La contraddizione tra ottimismo della volontà e comprensione del tempo tragico
Chiarisco alcune cose riguardanti i miei interventi pubblici, ma non per parlare di me bensì per chiarire molto concisamente un problema filosofico legato a questa fase storica.
Spesso, quando mi capita di fare dibattiti politici, alcuni interlocutori con cui condivido la medesima visione critica dell’attuale fase storica, mi rimproverano eccessivo pessimismo.
Inoltre, alcuni di coloro che hanno letto il mio libro “Un Mondo Senza Danza” sono rimasti colpiti dalla natura pessimistica dell’opera, ovvero dalla tesi portante secondo cui – a dispetto della concezione progressiva del tempo storico propria della sinistra – quella che stiamo vivendo è una tragedia, una precipitazione catastrofica come poche altre se ne sono verificate nella storia. E parimenti tragico, quindi, non può che essere il punto di vista di chi rifiuta l’indirizzo intrapreso dal mondo. Tragico perché consapevole di non poter invertire il corso della storia, ovvero di non poter vincere.
Eppure non soltanto promuovo e organizzo in prima persona mobilitazioni sociali e politiche, ma mi sforzo anche di analizzarne le potenzialità parlando di nascita d’una nuova opposizione sociale, d’un nuovo potere costituente e così via.
C’è dunque una contraddizione?
La risposta è: sì e no.
Il problema è che la prassi politica, per potersi svolgere e per essere anche solo articolata dal pensiero, impone un ottimismo della volontà, ovvero un individuare scintille di vita anche in uno scenario di morte spirituale e devastazione sociale come quello presente; deve individuare la possibilità di avanzare strategicamente ovvero la possibilità, ancorché remota, di vincere.
Ma non appena ci si distacca dalla modalità volitiva e strategica del pensare politicamente, non appena si osserva la realtà senza alcun coinvolgimento militante, ecco che quest’ultima non ci lascia altro all’infuori dell’essere testimoni della Fine. Per dirla con Agamben, la realtà di questa fase storica non ci lascia altro che l’essere testimoni della scomparsa dell’uomo dall’orizzonte della storia, dell’uomo che scompare come un viso di sabbia disegnato sul bagnasciuga del mare.
Tutte le professioni di ottimismo, infatti, constano oggi di una fede priva di appigli. Enunciati come “prima o poi la gente si ribellerà” oppure “dallo sprofondamento nelle tenebre verrà fuori il Risveglio”, sono prive di qualsivoglia fondamento materiale, indiziale, fenomenico. Al contrario, tutta la realtà fenomenica intorno a noi volge verso l’irreversibilità dello spegnimento della natura umana, con un apparato di potere compattamente concorde sulla direzione presa e con una massa maggioritariamente acquiescente e passiva.

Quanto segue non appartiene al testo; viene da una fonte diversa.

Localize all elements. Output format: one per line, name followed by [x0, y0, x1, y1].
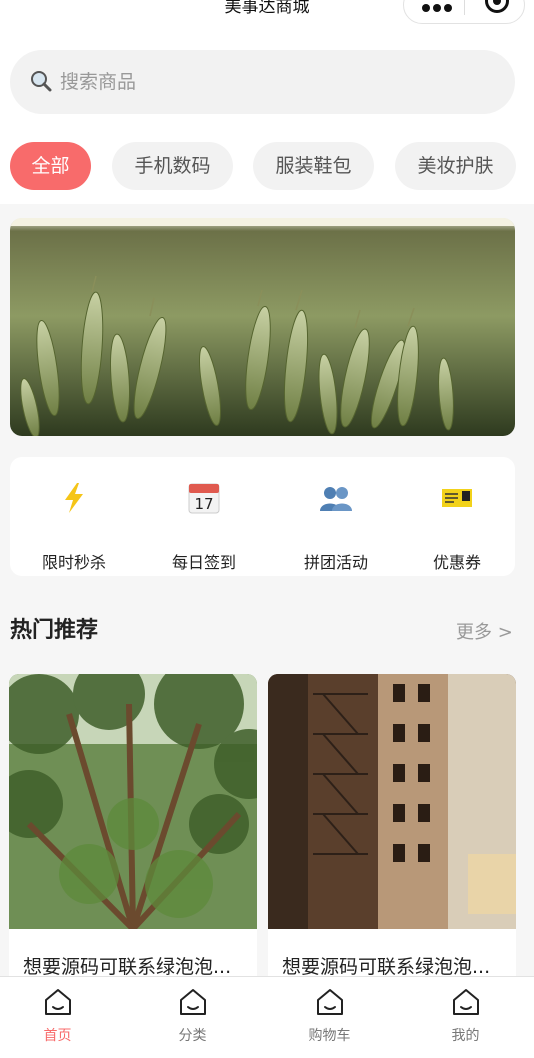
quick-entry-label: 每日签到	[171, 553, 236, 572]
category-tab-beauty[interactable]: 美妆护肤	[395, 142, 516, 190]
banner-carousel[interactable]	[10, 218, 515, 436]
category-tabs: 全部 手机数码 服装鞋包 美妆护肤	[0, 142, 534, 190]
mini-program-capsule	[403, 0, 525, 24]
profile-icon	[453, 989, 479, 1015]
product-card[interactable]: 想要源码可联系绿泡泡...	[268, 674, 516, 994]
nav-bar: 美事达商城	[0, 0, 534, 32]
tab-label: 分类	[178, 1028, 207, 1044]
banner-image	[10, 218, 515, 436]
quick-entry-coupons[interactable]: 优惠券	[397, 475, 517, 572]
calendar-icon: 17	[188, 483, 220, 514]
group-icon	[320, 487, 352, 511]
quick-entry-label: 拼团活动	[303, 553, 368, 572]
quick-entry-label: 优惠券	[432, 553, 481, 572]
tab-profile[interactable]: 我的	[399, 977, 532, 1058]
quick-entry-flash-sale[interactable]: 限时秒杀	[14, 475, 134, 572]
tab-cart[interactable]: 购物车	[263, 977, 396, 1058]
tab-label: 我的	[451, 1028, 480, 1044]
search-icon	[31, 71, 52, 92]
tab-label: 购物车	[308, 1028, 351, 1044]
capsule-divider	[464, 0, 465, 15]
cart-icon	[317, 989, 343, 1015]
tab-home[interactable]: 首页	[0, 977, 124, 1058]
category-tab-digital[interactable]: 手机数码	[112, 142, 233, 190]
header: 全部 手机数码 服装鞋包 美妆护肤	[0, 32, 534, 204]
home-icon	[45, 989, 71, 1015]
lightning-icon	[65, 483, 83, 513]
more-options-icon[interactable]	[422, 0, 456, 12]
product-image	[268, 674, 516, 929]
product-image	[9, 674, 257, 929]
section-more-link[interactable]: 更多 >	[456, 618, 513, 644]
ticket-icon	[442, 489, 472, 507]
calendar-day: 17	[194, 495, 213, 513]
category-tab-apparel[interactable]: 服装鞋包	[253, 142, 374, 190]
tab-category[interactable]: 分类	[126, 977, 259, 1058]
product-title: 想要源码可联系绿泡泡...	[282, 956, 491, 978]
tab-label: 首页	[43, 1028, 72, 1044]
quick-entry-panel: 限时秒杀 17 每日签到 拼团活动 优惠券	[10, 457, 515, 576]
product-card[interactable]: 想要源码可联系绿泡泡...	[9, 674, 257, 994]
category-tab-all[interactable]: 全部	[10, 142, 91, 190]
product-title: 想要源码可联系绿泡泡...	[23, 956, 232, 978]
quick-entry-label: 限时秒杀	[41, 553, 106, 572]
quick-entry-checkin[interactable]: 17 每日签到	[144, 475, 264, 572]
category-icon	[180, 989, 206, 1015]
search-input[interactable]	[60, 66, 480, 98]
bottom-tab-bar: 首页 分类 购物车 我的	[0, 976, 534, 1058]
close-mini-program-icon[interactable]	[485, 0, 509, 13]
search-bar[interactable]	[10, 50, 515, 114]
section-title: 热门推荐	[10, 618, 99, 643]
quick-entry-group-buy[interactable]: 拼团活动	[276, 475, 396, 572]
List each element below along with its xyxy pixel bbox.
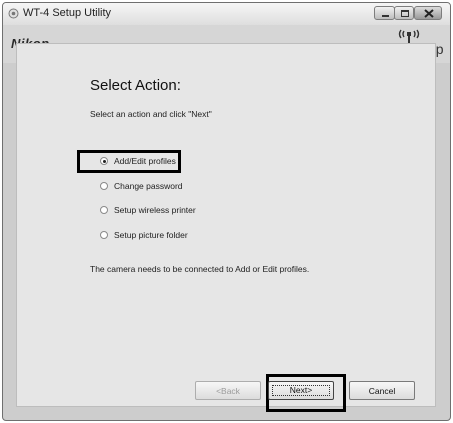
radio-label: Add/Edit profiles — [114, 156, 176, 166]
title-bar[interactable]: WT-4 Setup Utility — [3, 3, 450, 26]
maximize-icon — [401, 10, 409, 17]
setup-window: WT-4 Setup Utility Nikon. — [2, 2, 451, 421]
app-icon — [8, 8, 19, 19]
radio-label: Setup wireless printer — [114, 205, 196, 215]
radio-button[interactable] — [100, 157, 108, 165]
instruction-text: Select an action and click "Next" — [90, 109, 212, 119]
next-button[interactable]: Next> — [268, 381, 334, 400]
radio-label: Change password — [114, 181, 183, 191]
maximize-button[interactable] — [394, 6, 414, 20]
close-icon — [424, 9, 434, 18]
radio-button[interactable] — [100, 231, 108, 239]
back-button[interactable]: <Back — [195, 381, 261, 400]
focus-ring — [272, 385, 330, 396]
radio-label: Setup picture folder — [114, 230, 188, 240]
radio-button[interactable] — [100, 206, 108, 214]
window-title: WT-4 Setup Utility — [23, 7, 112, 19]
content-panel: Select Action: Select an action and clic… — [16, 43, 436, 407]
minimize-icon — [382, 15, 389, 17]
cancel-button[interactable]: Cancel — [349, 381, 415, 400]
close-button[interactable] — [414, 6, 442, 20]
radio-button[interactable] — [100, 182, 108, 190]
minimize-button[interactable] — [374, 6, 395, 20]
page-title: Select Action: — [90, 77, 181, 94]
connection-note: The camera needs to be connected to Add … — [90, 264, 310, 274]
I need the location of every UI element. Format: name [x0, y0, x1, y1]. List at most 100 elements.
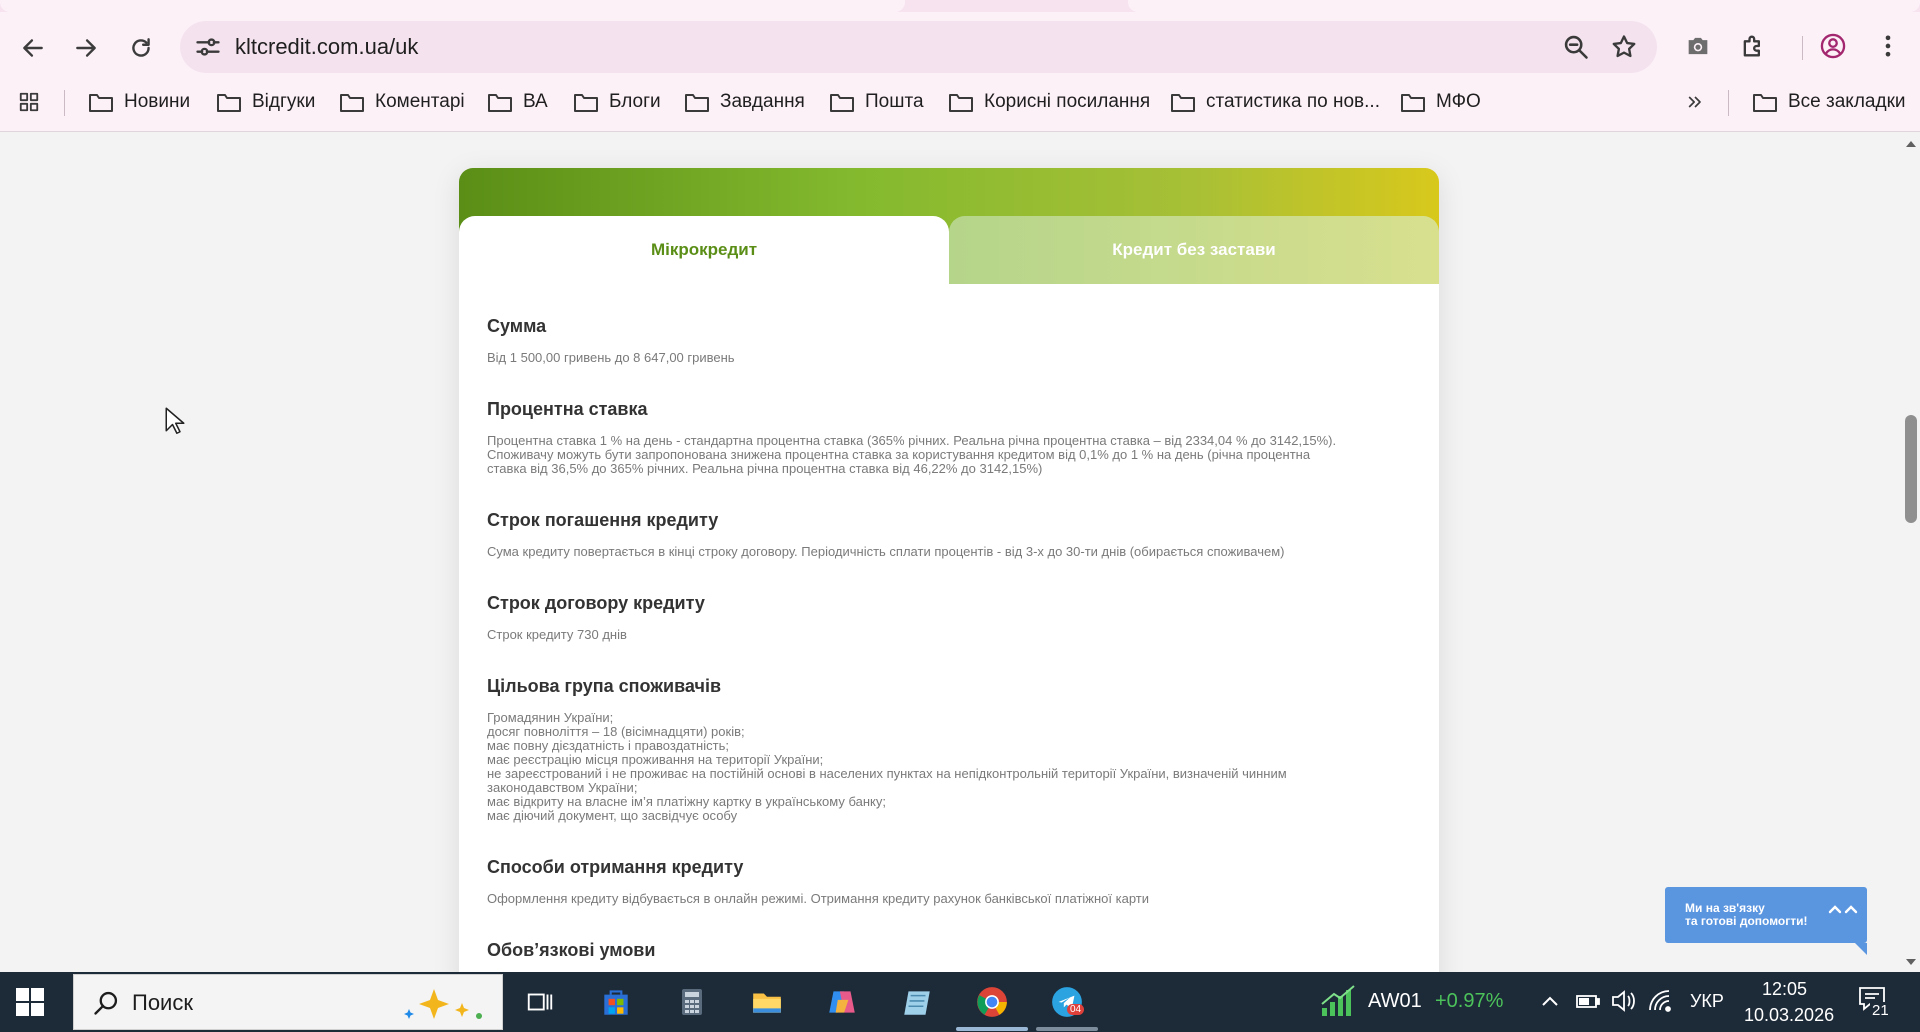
- back-button[interactable]: [13, 28, 53, 68]
- section-text: має діючий документ, що засвідчує особу: [487, 808, 738, 823]
- folder-icon: [488, 94, 512, 112]
- reload-icon: [132, 38, 150, 57]
- camera-icon: [1688, 37, 1708, 55]
- calculator-icon: [682, 989, 702, 1015]
- credit-terms-card: Мікрокредит Кредит без застави Сумма Від…: [459, 168, 1439, 972]
- screenshot-button[interactable]: [1680, 28, 1716, 64]
- page-viewport: Мікрокредит Кредит без застави Сумма Від…: [0, 132, 1902, 972]
- profile-button[interactable]: [1815, 28, 1851, 64]
- apps-button[interactable]: [16, 82, 42, 122]
- browser-chrome: kltcredit.com.ua/uk Новини Відгуки Комен…: [0, 0, 1920, 132]
- page-scrollbar[interactable]: [1902, 132, 1920, 972]
- section-title: Процентна ставка: [487, 399, 648, 419]
- volume-icon[interactable]: [1610, 988, 1638, 1014]
- search-icon: [94, 991, 118, 1015]
- section-text: Споживачу можуть бути запропонована зниж…: [487, 447, 1311, 462]
- support-chat-widget[interactable]: Ми на зв'язку та готові допомогти!: [1665, 887, 1867, 955]
- browser-menu-button[interactable]: [1870, 28, 1906, 64]
- zoom-out-icon[interactable]: [1562, 33, 1590, 61]
- file-explorer-button[interactable]: [747, 982, 787, 1022]
- bookmark-star-icon[interactable]: [1610, 33, 1638, 61]
- section-text: Процентна ставка 1 % на день - стандартн…: [487, 433, 1337, 448]
- folder-icon: [1753, 94, 1777, 112]
- section-text: має відкриту на власне ім’я платіжну кар…: [487, 794, 886, 809]
- stock-ticker-change[interactable]: +0.97%: [1435, 990, 1503, 1013]
- folder-icon: [830, 94, 854, 112]
- section-text: Від 1 500,00 гривень до 8 647,00 гривень: [487, 350, 735, 365]
- site-settings-icon[interactable]: [194, 33, 222, 61]
- taskbar-search[interactable]: Поиск: [73, 974, 503, 1030]
- notes-app-button[interactable]: [897, 982, 937, 1022]
- search-placeholder: Поиск: [132, 990, 193, 1015]
- bookmarks-bar: Новини Відгуки Коментарі ВА Блоги Завдан…: [0, 82, 1920, 122]
- windows-start-icon[interactable]: [14, 986, 46, 1018]
- tab-microcredit[interactable]: Мікрокредит: [459, 216, 949, 284]
- section-interest-rate: Процентна ставка Процентна ставка 1 % на…: [487, 399, 1417, 476]
- all-bookmarks-button[interactable]: Все закладки: [1752, 82, 1906, 122]
- tab-label: Кредит без застави: [1112, 240, 1276, 259]
- address-bar[interactable]: kltcredit.com.ua/uk: [180, 21, 1657, 73]
- running-app-indicator: [1036, 1027, 1098, 1031]
- bookmark-folder[interactable]: статистика по нов...: [1170, 82, 1380, 122]
- chevron-double-right-icon: [1688, 96, 1701, 108]
- tab-strip: [0, 0, 1920, 12]
- wifi-icon[interactable]: [1647, 988, 1675, 1014]
- folder-icon: [753, 993, 781, 1013]
- bookmark-folder[interactable]: ВА: [487, 82, 548, 122]
- bookmark-folder[interactable]: Новини: [88, 82, 190, 122]
- chevron-up-icon[interactable]: [1540, 992, 1560, 1010]
- bookmark-folder[interactable]: Відгуки: [216, 82, 315, 122]
- telegram-app-button[interactable]: 04: [1047, 982, 1087, 1022]
- forward-button[interactable]: [66, 28, 106, 68]
- battery-icon[interactable]: [1575, 990, 1601, 1012]
- terms-list: Сумма Від 1 500,00 гривень до 8 647,00 г…: [487, 316, 1417, 972]
- bookmark-folder[interactable]: Корисні посилання: [948, 82, 1150, 122]
- chat-line: та готові допомогти!: [1685, 914, 1808, 928]
- clock-time[interactable]: 12:05: [1762, 979, 1807, 1000]
- tab-credit-without-collateral[interactable]: Кредит без застави: [949, 216, 1439, 284]
- bookmark-label: Завдання: [720, 91, 805, 112]
- input-language[interactable]: УКР: [1690, 991, 1724, 1012]
- section-text: Сума кредиту повертається в кінці строку…: [487, 544, 1285, 559]
- section-title: Строк договору кредиту: [487, 593, 705, 613]
- section-mandatory-conditions: Обов’язкові умови: [487, 940, 1417, 961]
- copilot-button[interactable]: [822, 982, 862, 1022]
- section-title: Строк погашення кредиту: [487, 510, 719, 530]
- arrow-left-icon: [23, 39, 43, 57]
- stock-ticker-name[interactable]: AW01: [1368, 990, 1422, 1013]
- scrollbar-thumb[interactable]: [1905, 415, 1917, 523]
- apps-grid-icon: [19, 92, 39, 112]
- bookmark-folder[interactable]: Коментарі: [339, 82, 465, 122]
- scroll-down-icon[interactable]: [1903, 956, 1919, 968]
- clock-date[interactable]: 10.03.2026: [1744, 1005, 1834, 1026]
- folder-icon: [685, 94, 709, 112]
- section-title: Обов’язкові умови: [487, 940, 656, 960]
- reload-button[interactable]: [121, 28, 161, 68]
- browser-tab[interactable]: [1128, 0, 1920, 12]
- tab-label: Мікрокредит: [650, 240, 758, 259]
- task-view-button[interactable]: [520, 982, 560, 1022]
- section-text: має реєстрацію місця проживання на терит…: [487, 752, 824, 767]
- telegram-badge: 04: [1067, 1004, 1085, 1015]
- toolbar-divider: [1802, 36, 1803, 60]
- chrome-app-button[interactable]: [972, 982, 1012, 1022]
- bookmark-folder[interactable]: Завдання: [684, 82, 805, 122]
- url-text[interactable]: kltcredit.com.ua/uk: [235, 34, 418, 60]
- scroll-up-icon[interactable]: [1903, 138, 1919, 150]
- bookmark-label: Пошта: [865, 91, 924, 112]
- bookmark-folder[interactable]: Пошта: [829, 82, 924, 122]
- store-app-button[interactable]: [596, 982, 636, 1022]
- bookmark-folder[interactable]: МФО: [1400, 82, 1481, 122]
- copilot-icon: [829, 991, 855, 1013]
- browser-tab[interactable]: [0, 0, 905, 12]
- calculator-app-button[interactable]: [672, 982, 712, 1022]
- more-vertical-icon: [1885, 35, 1891, 57]
- extensions-button[interactable]: [1735, 28, 1771, 64]
- section-text: ставка від 36,5% до 365% річних. Реальна…: [487, 461, 1043, 476]
- bookmarks-divider: [64, 90, 65, 116]
- bookmarks-overflow-button[interactable]: [1685, 82, 1705, 122]
- all-bookmarks-label: Все закладки: [1788, 91, 1906, 112]
- active-app-indicator: [956, 1027, 1028, 1031]
- folder-icon: [340, 94, 364, 112]
- bookmark-folder[interactable]: Блоги: [573, 82, 661, 122]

Nietzsche spiegava che solo il pensiero tragico può contemplare il decadimento e la distruzione che sono insiti su tutti i piani della realtà e ricondurre la coscienza, al contempo, verso una comprensione dell’universo e dei legami fra le cose, ovvero verso la comprensione della potenza affermativa della vita. Di fronte alla catastrofe antropologica definitiva ch’è in corso, soltanto la comprensione del tragico, dunque, consente di mantenere amore per l’umanità e amore per quell’universo col quale – sprofondati nel mondo telematico – stiamo perdendo sentimento di connessione nella stessa misura in cui la stiamo perdendo nei confronti dei nostri simili.
E allora, se così stanno le cose, la lotta politica e il conflitto sociale a cosa servono?
Possiamo a dire che servono a coltivare – attraverso una prassi di conflitto destinata a perdere – la testimonianza di ciò che l’umanità è stata, nella speranza che in un futuro molto remoto, per le generazioni a venire, da questa testimonianza possa nascere qualcosa di diverso rispetto alla notte del mondo che ci ha inghiottiti.
Ma per essere motivati a fare questo, occorre una tensione spirituale, ovvero d’amore autentico e incodizionato per l’umanità.
Questa condizione del tempo tragico non può essere enunciata in un comizio di piazza, ma la riflessione filosofica ha il dovere di ribadirla e chiarirla.